Alguien me lo había contado, hacía muchos años, y me había parecido un chiste muy malo, solamente duelen las treinta primeras hostias, pero es verdad, la pura verdad, solamente duelen las veinte, las treinta primeras hostias, luego ya todo da lo mismo.

Y sin embargo, al principio me lo pasé bien, muy bien, la verdad es que confiaba en que se tratara de una cuestión de puro fetichismo, cuero, hierros, argollas y punto, a juzgar por sus comentarios iniciales el de Alicante era un individuo muy simple, demasiado simple para que todo aquello fuera mucho más allá.
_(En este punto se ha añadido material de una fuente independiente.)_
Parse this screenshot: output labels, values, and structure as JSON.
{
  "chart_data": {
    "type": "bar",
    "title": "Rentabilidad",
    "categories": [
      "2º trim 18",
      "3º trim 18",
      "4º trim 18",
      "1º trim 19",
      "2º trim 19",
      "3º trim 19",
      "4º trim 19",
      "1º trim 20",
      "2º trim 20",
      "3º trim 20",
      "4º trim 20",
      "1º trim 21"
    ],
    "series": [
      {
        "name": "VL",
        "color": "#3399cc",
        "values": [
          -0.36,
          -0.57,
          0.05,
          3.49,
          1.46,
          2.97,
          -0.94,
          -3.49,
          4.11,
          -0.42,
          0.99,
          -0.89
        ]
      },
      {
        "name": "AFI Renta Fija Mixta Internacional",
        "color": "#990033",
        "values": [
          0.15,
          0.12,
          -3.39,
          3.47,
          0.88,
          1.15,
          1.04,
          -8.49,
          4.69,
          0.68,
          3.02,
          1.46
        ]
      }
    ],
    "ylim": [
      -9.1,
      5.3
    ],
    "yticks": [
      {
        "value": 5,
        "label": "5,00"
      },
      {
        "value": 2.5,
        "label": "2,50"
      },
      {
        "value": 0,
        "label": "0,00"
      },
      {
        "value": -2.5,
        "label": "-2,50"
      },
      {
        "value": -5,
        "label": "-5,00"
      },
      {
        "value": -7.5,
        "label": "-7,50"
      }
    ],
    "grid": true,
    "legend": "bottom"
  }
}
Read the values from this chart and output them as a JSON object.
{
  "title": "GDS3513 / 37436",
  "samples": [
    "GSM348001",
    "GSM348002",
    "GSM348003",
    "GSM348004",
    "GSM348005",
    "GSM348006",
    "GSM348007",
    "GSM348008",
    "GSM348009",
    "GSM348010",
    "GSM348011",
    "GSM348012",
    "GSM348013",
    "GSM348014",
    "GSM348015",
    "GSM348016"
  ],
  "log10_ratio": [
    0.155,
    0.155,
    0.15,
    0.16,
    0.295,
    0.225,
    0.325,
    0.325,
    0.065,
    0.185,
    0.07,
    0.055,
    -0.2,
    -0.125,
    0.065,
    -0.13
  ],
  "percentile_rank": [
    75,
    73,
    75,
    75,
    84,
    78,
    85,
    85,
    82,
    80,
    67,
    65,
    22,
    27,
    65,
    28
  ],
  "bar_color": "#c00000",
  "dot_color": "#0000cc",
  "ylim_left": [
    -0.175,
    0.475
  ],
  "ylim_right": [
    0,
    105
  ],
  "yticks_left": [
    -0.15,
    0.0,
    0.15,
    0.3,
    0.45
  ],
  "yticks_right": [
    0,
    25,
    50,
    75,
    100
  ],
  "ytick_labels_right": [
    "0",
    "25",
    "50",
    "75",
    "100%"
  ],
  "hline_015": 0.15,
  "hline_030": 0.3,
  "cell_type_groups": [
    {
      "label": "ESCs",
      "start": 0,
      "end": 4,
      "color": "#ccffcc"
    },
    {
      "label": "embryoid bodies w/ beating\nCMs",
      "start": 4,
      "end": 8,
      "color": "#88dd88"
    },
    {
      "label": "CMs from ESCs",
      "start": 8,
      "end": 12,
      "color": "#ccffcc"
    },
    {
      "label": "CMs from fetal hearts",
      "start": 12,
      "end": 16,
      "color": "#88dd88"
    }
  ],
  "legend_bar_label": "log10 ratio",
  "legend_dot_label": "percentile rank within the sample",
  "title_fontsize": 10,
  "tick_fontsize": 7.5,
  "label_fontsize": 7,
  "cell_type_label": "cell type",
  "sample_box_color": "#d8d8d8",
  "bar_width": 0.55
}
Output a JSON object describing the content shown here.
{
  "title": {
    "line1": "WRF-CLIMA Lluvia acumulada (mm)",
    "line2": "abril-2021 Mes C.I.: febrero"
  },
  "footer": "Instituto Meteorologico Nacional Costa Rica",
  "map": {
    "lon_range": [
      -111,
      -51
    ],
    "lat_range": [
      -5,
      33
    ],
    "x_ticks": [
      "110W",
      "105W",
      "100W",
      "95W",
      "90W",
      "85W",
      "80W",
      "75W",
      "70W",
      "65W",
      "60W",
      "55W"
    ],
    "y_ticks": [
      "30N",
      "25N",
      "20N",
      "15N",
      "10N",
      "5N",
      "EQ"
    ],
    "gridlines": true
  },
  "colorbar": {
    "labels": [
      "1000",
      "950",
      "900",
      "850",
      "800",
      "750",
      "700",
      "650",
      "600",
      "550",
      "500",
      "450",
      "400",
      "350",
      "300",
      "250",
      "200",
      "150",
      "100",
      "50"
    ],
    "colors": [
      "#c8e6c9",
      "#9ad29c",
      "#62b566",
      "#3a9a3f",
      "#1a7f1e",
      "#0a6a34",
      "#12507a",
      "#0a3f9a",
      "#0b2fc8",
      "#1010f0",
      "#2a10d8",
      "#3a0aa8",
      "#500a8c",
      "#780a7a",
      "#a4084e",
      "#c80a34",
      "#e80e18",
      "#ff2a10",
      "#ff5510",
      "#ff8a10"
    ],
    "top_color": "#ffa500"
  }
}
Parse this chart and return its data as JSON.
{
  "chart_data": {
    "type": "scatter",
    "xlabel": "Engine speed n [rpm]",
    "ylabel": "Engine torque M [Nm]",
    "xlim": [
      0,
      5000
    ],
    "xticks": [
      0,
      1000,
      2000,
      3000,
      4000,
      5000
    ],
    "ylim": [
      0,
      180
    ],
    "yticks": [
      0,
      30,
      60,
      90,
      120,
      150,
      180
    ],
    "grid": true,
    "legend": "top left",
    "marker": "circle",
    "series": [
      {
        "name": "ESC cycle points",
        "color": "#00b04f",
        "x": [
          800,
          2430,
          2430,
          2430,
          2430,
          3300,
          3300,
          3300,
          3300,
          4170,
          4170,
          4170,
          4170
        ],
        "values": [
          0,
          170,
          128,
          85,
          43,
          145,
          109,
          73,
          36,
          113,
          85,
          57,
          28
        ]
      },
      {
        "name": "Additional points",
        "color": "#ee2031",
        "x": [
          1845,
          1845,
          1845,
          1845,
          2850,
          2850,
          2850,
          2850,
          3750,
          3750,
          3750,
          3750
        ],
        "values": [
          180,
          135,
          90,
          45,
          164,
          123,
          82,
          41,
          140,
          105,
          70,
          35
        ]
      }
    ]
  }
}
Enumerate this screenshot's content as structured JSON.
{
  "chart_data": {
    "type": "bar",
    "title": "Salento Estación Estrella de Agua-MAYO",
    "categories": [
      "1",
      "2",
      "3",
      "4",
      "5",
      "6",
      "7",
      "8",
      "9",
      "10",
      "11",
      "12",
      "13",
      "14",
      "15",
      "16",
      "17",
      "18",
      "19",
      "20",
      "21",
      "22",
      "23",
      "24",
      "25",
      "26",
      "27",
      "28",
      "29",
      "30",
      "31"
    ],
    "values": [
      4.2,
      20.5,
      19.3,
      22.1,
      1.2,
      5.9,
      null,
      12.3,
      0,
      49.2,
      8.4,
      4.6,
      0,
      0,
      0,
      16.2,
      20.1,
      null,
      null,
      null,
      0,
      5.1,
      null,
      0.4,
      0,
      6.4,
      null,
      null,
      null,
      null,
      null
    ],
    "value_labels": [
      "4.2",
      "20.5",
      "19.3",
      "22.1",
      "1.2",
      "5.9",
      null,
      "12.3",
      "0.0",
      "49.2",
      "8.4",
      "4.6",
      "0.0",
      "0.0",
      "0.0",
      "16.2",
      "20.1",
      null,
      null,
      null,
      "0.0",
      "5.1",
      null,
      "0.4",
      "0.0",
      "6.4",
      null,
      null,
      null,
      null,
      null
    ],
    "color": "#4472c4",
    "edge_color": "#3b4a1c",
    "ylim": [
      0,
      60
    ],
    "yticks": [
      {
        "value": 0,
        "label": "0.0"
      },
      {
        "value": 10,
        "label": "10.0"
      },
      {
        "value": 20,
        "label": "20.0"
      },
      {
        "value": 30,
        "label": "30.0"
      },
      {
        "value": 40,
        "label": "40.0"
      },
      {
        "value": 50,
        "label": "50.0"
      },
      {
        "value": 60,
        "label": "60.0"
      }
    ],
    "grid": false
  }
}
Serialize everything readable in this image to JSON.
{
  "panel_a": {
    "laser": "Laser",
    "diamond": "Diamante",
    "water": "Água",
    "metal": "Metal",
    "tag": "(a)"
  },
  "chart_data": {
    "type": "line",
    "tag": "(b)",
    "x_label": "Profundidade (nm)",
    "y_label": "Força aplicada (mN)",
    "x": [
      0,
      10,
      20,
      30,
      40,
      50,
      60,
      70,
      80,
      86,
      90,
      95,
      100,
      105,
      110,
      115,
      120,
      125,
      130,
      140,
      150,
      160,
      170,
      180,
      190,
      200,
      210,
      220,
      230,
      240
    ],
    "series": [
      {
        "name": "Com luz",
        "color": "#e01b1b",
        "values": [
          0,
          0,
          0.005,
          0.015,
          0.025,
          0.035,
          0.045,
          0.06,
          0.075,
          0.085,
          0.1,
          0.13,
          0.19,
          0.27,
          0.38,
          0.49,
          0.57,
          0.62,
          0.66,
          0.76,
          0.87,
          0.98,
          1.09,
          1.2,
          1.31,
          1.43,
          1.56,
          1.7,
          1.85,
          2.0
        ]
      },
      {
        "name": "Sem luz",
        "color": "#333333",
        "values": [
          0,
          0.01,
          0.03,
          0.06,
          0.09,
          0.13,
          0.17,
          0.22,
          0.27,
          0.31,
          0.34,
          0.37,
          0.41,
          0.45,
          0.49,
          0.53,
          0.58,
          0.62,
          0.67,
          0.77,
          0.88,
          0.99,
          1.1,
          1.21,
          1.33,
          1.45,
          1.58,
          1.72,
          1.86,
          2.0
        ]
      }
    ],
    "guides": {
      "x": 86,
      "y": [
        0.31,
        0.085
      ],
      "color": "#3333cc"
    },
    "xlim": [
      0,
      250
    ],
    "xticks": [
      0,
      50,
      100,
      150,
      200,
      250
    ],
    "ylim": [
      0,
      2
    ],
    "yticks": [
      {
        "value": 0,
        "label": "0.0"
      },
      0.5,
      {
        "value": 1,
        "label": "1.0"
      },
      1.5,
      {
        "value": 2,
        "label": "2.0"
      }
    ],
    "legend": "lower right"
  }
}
Por eso permanecí tranquila cuando el inmenso desconocido fijó el extremo de la cadena en el aro posterior de mi collar, ensartando uno de los eslabones en un grueso clavo que introdujo previamente a martillazos en la pared.

Pobre Encarna, pensé, te están jodiendo la casa.

Estaba tranquila todavía, y muy excitada por la densa atmósfera que invadía la habitación, el deseo sólido, espeso, que distorsionaba los rostros de algunos de los presentes, sólo dos ojos ávidos, enormes.

El culturista asumió el papel de maestro de ceremonias.